William Witczak-Krempa :

  • Intrication comme empreinte digitale des états quantiques

    L'intrication est une propriété fondamentale de la physique quantique, elle connecte de manière non-locale plusieurs particules (électrons, photons, etc). L'étude de l'intrication dans les matériaux permet de mieux comprendre ce qui se passe dans des états exotiques, disons près d'une transition de phase quantique. L'étudiant sera amené à étudier l'intrication quantique dans certaines phases quantiques, de manière analytique et numérique. Il sera familiarisé avec certains rudiments de la théorie des champs quantiques.
Biophysique

Rikard Blunck :

  • Biophysique - Fluorométrie en voltage-imposé

    Les canaux ioniques dépendants au voltage sont les protéines responsables de la propagation de l'influx nerveux. Ils sont à la base de toutes les activités du cerveau ou des muscles. Dans ce projet, nous étudions comment les canaux fonctionnent. Les canaux sont construits de deux modules, le senseur de voltage et le pore qui laisse passer les ions à travers la membrane cellulaire. Nous voulons savoir comment le senseur du voltage fait pour faire ouvrir le pore lorsque le potentiel membranaire dépasse un certain seuil potentiel. Ce processus est appelé « couplage électromécanique ».

    Nous faisons d'abord des mutations dans les canaux avant de les exprimer dans les ovocytes de grenouilles. En utilisant la spectroscopie de fluorescence et l'électrophysiologie nous pouvons observer le mouvement à l'intérieur de la protéine avec une précision pouvant atteindre 1 Å.

    L'étudiant sera chargé de caractériser un mutant modulant le couplage électromécanique. Ce projet implique de générer la mutation, faire les mesures et analyser les résultats.

  • La spectroscopie de fluorescence en bicouche lipidique planaire

    La classe des toxines formeuses de pores inclut plusieurs pathogènes comme la toxine du tétanos, de l'anthrax ou la toxine botulique (ce que l'on appelle dans la langue courant le Botox). Nous étudions les mécanismes de formation de pores par l'anthrax et par la colicin Ia. Nous utilisons le transfert résonant d'énergie de Förster (FRET). Les bicouches sont formées sur des petits chips, qui nous permettent de les observer à l'aide d'un microscope inversé. Comme ça, on peut simultanément déterminer le mouvement des toxines dans la bicouche et l'apparition du courant électrique lorsque le pore est formé. Le but de cette étude est de mieux comprendre le mécanisme de formation de pores afin de développer des stratégies pour contrer leurs effets néfastes.
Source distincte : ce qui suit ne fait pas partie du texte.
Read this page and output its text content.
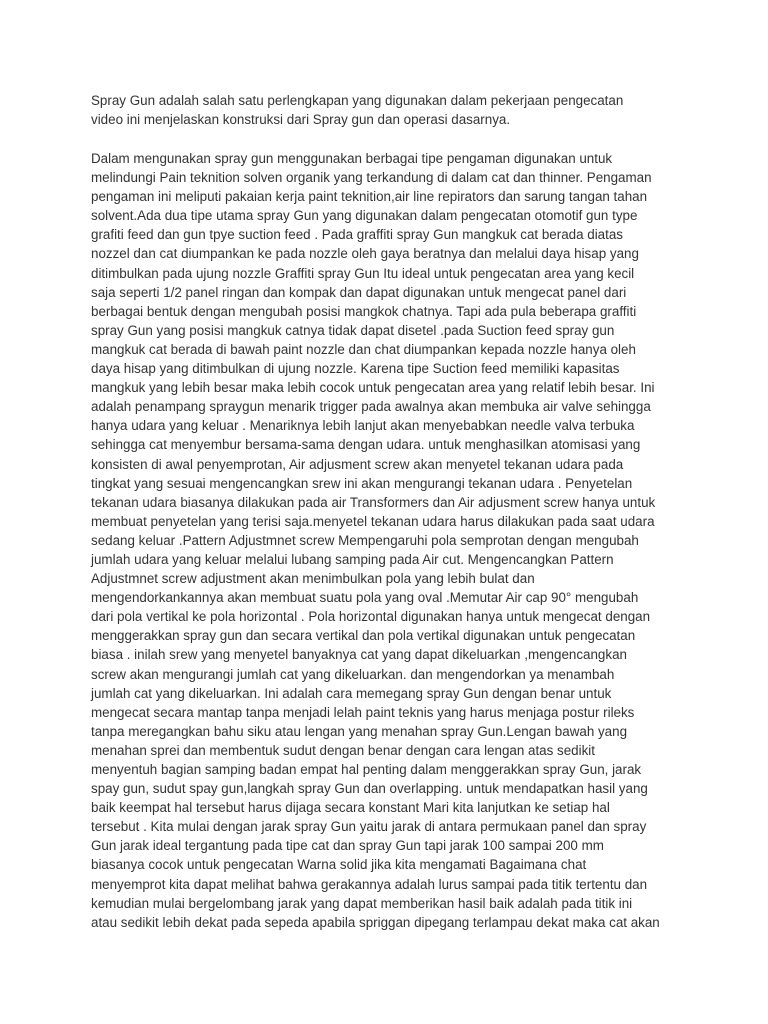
Spray Gun adalah salah satu perlengkapan yang digunakan dalam pekerjaan pengecatan
video ini menjelaskan konstruksi dari Spray gun dan operasi dasarnya.
Dalam mengunakan spray gun menggunakan berbagai tipe pengaman digunakan untuk
melindungi Pain teknition solven organik yang terkandung di dalam cat dan thinner. Pengaman
pengaman ini meliputi pakaian kerja paint teknition,air line repirators dan sarung tangan tahan
solvent.Ada dua tipe utama spray Gun yang digunakan dalam pengecatan otomotif gun type
grafiti feed dan gun tpye suction feed . Pada graffiti spray Gun mangkuk cat berada diatas
nozzel dan cat diumpankan ke pada nozzle oleh gaya beratnya dan melalui daya hisap yang
ditimbulkan pada ujung nozzle Graffiti spray Gun Itu ideal untuk pengecatan area yang kecil
saja seperti 1/2 panel ringan dan kompak dan dapat digunakan untuk mengecat panel dari
berbagai bentuk dengan mengubah posisi mangkok chatnya. Tapi ada pula beberapa graffiti
spray Gun yang posisi mangkuk catnya tidak dapat disetel .pada Suction feed spray gun
mangkuk cat berada di bawah paint nozzle dan chat diumpankan kepada nozzle hanya oleh
daya hisap yang ditimbulkan di ujung nozzle. Karena tipe Suction feed memiliki kapasitas
mangkuk yang lebih besar maka lebih cocok untuk pengecatan area yang relatif lebih besar. Ini
adalah penampang spraygun menarik trigger pada awalnya akan membuka air valve sehingga
hanya udara yang keluar . Menariknya lebih lanjut akan menyebabkan needle valva terbuka
sehingga cat menyembur bersama-sama dengan udara. untuk menghasilkan atomisasi yang
konsisten di awal penyemprotan, Air adjusment screw akan menyetel tekanan udara pada
tingkat yang sesuai mengencangkan srew ini akan mengurangi tekanan udara . Penyetelan
tekanan udara biasanya dilakukan pada air Transformers dan Air adjusment screw hanya untuk
membuat penyetelan yang terisi saja.menyetel tekanan udara harus dilakukan pada saat udara
sedang keluar .Pattern Adjustmnet screw Mempengaruhi pola semprotan dengan mengubah
jumlah udara yang keluar melalui lubang samping pada Air cut. Mengencangkan Pattern
Adjustmnet screw adjustment akan menimbulkan pola yang lebih bulat dan
mengendorkankannya akan membuat suatu pola yang oval .Memutar Air cap 90° mengubah
dari pola vertikal ke pola horizontal . Pola horizontal digunakan hanya untuk mengecat dengan
menggerakkan spray gun dan secara vertikal dan pola vertikal digunakan untuk pengecatan
biasa . inilah srew yang menyetel banyaknya cat yang dapat dikeluarkan ,mengencangkan
screw akan mengurangi jumlah cat yang dikeluarkan. dan mengendorkan ya menambah
jumlah cat yang dikeluarkan. Ini adalah cara memegang spray Gun dengan benar untuk
mengecat secara mantap tanpa menjadi lelah paint teknis yang harus menjaga postur rileks
tanpa meregangkan bahu siku atau lengan yang menahan spray Gun.Lengan bawah yang
menahan sprei dan membentuk sudut dengan benar dengan cara lengan atas sedikit
menyentuh bagian samping badan empat hal penting dalam menggerakkan spray Gun, jarak
spay gun, sudut spay gun,langkah spray Gun dan overlapping. untuk mendapatkan hasil yang
baik keempat hal tersebut harus dijaga secara konstant Mari kita lanjutkan ke setiap hal
tersebut . Kita mulai dengan jarak spray Gun yaitu jarak di antara permukaan panel dan spray
Gun jarak ideal tergantung pada tipe cat dan spray Gun tapi jarak 100 sampai 200 mm
biasanya cocok untuk pengecatan Warna solid jika kita mengamati Bagaimana chat
menyemprot kita dapat melihat bahwa gerakannya adalah lurus sampai pada titik tertentu dan
kemudian mulai bergelombang jarak yang dapat memberikan hasil baik adalah pada titik ini
atau sedikit lebih dekat pada sepeda apabila spriggan dipegang terlampau dekat maka cat akan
    L'étudiant sera chargé de caractériser le mécanisme de formation de pores observé pour des mutants spécifiques en utilisant de la spectroscopie de fluorescence dans des bicouches lipidiques planaires.
Physique médicale

Hugo Bouchard :

  • Projet en radio-oncologie
    Les projets offerts sont variables et peuvent soit faire partie d'un cadre de recherche ou encore être reliés étroitement aux besoins de la clinique. Les projets ont lieu au Département de radio-oncologie (DRO) du Centre hospitalier de l'Université de Montréal (CHUM) où l'on traite environ 3500 patients par année avec des technologies et techniques de pointe en radiothérapie et en imagerie médicale. Notre site est le berceau du programme de physique médicale gradué de l'Université de Montréal et comporte un groupe de 20 physiciens médicaux, 3 résidents en physique médicale, 6 étudiants au PhD et 2 étudiants au MSc. Notre environnement est riche pour les étudiants, avec un laboratoire localisé directement dans la clinique parmi notre groupe multidisciplinaire. Nous possédons un des plus grands parcs d'appareils de traitement en radiothérapie au Canada, ayant étés les premiers au pays à recevoir un appareil de radiochirurgie CyberKnife en 2009 et les premiers en Amérique du Nord à acquérir un tomodensitomètre à bi-énergie en 2013.
Autres

Louis-André Hamel :


Normand Mousseau :

  • Peut-on vraiment se libérer de notre dépendance au pétrole?

    Pourrions-nous abandonner les combustibles fossiles et n'utiliser que des énergies renouvelables? À l'aide d'estimations, ce projet permet d'identifier le défi que nous avons à relever et les technologies les plus susceptibles d'y parvenir.